To nie pierwszy raz, kiedy Ministerstwo Zdrowia publicznie skrytykowało Orly i Guy.
W styczniu 2021 r. wiadomość została upubliczniona przez szefa Publicznej Służby Zdrowia, dr Sharon Elroy-Price.
Odpowiedziała na internetowy projekt wideo Orly and Guy.
Dokument skrytykował działania Izraela podczas epidemii. „Kiedy wyżsi urzędnicy ze Stowarzyszenia Lekarzy Zdrowia Publicznego w trakcie pandemii kręcą film przeciwko szczepionkom, wszyscy musimy się zatrzymać i przeprowadzić dogłębną kontrolę” – napisał wtedy Elroi-Price o lekarzach, którzy przeprowadzili wywiady z twórcy projektu: „Kiedy Ministerstwo Zdrowia publikuje przeciwko nam post z oskarżeniami o tworzenie podróbek, my i nasz zespół rozumiemy, że wykonujemy dobrą robotę.
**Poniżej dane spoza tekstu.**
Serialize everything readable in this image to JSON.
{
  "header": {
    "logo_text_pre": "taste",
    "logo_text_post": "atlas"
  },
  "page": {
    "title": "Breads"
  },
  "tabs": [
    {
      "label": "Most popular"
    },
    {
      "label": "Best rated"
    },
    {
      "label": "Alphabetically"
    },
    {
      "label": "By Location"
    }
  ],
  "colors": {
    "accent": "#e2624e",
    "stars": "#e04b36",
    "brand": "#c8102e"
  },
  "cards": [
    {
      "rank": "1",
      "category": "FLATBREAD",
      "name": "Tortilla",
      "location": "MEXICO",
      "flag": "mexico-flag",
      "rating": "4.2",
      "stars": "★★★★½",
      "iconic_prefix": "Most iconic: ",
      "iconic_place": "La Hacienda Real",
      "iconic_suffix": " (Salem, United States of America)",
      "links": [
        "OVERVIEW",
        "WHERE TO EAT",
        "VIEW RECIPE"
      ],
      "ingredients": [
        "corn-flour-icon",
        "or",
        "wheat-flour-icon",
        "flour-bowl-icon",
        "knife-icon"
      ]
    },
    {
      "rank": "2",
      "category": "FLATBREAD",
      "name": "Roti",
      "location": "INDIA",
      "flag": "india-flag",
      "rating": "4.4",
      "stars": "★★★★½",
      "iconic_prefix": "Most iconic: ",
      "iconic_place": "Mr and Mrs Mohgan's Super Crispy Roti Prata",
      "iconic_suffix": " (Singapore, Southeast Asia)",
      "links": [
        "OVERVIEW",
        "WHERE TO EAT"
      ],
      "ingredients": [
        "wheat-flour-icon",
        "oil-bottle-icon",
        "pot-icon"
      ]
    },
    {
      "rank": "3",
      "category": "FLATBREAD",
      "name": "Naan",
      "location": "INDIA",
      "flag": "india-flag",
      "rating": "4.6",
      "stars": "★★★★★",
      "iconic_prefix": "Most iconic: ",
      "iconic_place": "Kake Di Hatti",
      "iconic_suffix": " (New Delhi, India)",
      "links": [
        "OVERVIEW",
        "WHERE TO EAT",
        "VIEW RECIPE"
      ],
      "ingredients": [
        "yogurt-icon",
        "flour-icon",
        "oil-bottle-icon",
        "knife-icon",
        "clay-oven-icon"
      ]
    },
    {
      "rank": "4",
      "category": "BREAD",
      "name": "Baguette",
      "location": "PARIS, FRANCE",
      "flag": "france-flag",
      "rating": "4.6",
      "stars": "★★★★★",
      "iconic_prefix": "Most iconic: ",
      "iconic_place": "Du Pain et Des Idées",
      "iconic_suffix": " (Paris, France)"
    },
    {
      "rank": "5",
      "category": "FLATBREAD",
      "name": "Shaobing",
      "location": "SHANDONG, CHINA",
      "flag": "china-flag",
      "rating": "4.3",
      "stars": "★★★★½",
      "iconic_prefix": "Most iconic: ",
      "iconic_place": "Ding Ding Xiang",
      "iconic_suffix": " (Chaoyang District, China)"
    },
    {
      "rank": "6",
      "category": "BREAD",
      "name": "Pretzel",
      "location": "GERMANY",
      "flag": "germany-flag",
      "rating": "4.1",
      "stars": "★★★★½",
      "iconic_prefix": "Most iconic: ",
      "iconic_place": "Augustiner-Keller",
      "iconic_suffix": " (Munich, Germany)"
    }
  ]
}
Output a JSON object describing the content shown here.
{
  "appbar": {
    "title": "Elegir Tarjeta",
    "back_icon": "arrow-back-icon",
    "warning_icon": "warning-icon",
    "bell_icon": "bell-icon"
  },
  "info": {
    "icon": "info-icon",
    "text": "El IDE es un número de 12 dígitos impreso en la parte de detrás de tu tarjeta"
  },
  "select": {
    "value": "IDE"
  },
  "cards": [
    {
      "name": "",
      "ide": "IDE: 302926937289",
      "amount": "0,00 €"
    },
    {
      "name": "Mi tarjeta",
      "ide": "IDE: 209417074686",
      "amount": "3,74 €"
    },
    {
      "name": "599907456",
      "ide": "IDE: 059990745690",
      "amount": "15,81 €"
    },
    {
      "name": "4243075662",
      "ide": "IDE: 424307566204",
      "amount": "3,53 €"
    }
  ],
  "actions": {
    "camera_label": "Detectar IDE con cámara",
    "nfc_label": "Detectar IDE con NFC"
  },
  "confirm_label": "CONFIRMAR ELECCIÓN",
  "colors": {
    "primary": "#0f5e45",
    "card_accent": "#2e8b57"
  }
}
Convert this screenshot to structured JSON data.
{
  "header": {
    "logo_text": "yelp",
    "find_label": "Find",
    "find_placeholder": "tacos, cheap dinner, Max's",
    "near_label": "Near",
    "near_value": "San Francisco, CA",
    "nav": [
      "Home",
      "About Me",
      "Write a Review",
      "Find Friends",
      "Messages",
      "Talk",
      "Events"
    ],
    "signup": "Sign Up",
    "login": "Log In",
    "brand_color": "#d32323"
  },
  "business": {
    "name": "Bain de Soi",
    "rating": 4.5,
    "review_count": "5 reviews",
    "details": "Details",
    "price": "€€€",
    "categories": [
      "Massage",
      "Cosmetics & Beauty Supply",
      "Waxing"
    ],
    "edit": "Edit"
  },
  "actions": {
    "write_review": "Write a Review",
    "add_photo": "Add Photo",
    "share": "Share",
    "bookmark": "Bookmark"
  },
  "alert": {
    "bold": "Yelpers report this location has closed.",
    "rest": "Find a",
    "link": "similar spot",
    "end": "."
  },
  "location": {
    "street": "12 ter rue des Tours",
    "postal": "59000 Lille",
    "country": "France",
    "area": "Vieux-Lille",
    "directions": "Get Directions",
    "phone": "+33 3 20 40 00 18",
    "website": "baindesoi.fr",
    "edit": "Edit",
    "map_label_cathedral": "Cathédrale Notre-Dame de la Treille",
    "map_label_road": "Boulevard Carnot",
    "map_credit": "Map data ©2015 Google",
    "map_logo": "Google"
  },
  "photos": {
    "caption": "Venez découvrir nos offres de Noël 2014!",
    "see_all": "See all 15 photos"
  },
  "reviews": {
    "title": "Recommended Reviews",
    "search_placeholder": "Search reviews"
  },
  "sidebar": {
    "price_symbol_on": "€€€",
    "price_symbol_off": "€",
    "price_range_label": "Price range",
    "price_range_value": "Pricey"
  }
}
Przecież jeśli próba sprawdzenia napływających do nas i innych autorytetów wiadomości o skutkach ubocznych szczepień u kobiet jest „podróbką”, to doszliśmy do dna.
Co jest tak przerażającego dla Ministerstwa Zdrowia, że próbuje zagłuszyć nasze głosy i głosy wielu kobiet, które zgłaszają szereg skutków ubocznych? Dlaczego nie jest dziennikarską pracą sprawdzać takie relacje, słuchać zeznań? A w jaki sposób zaczął się w ciągu ostatnich dwóch lat – jeśli ktoś nie zgadza się być rzecznikiem Ministerstwa Zdrowia, to od razu jest „antyszczepionkowym”, „dystrybutorem podróbek”? Dziś Ministerstwo Zdrowia dołączyło do wszystkich, których zirytowały nasze badania.
Grupie izraelskich barbarzyńców podejrzanych o gwałt na Cyprze; agencjom rządowym rabującym ocalałych z Holokaustu, właścicielom sali obrzędowej w Wersalu...
Nie, nie przestaniemy badać tego, co dzieje się w naszym kraju ”.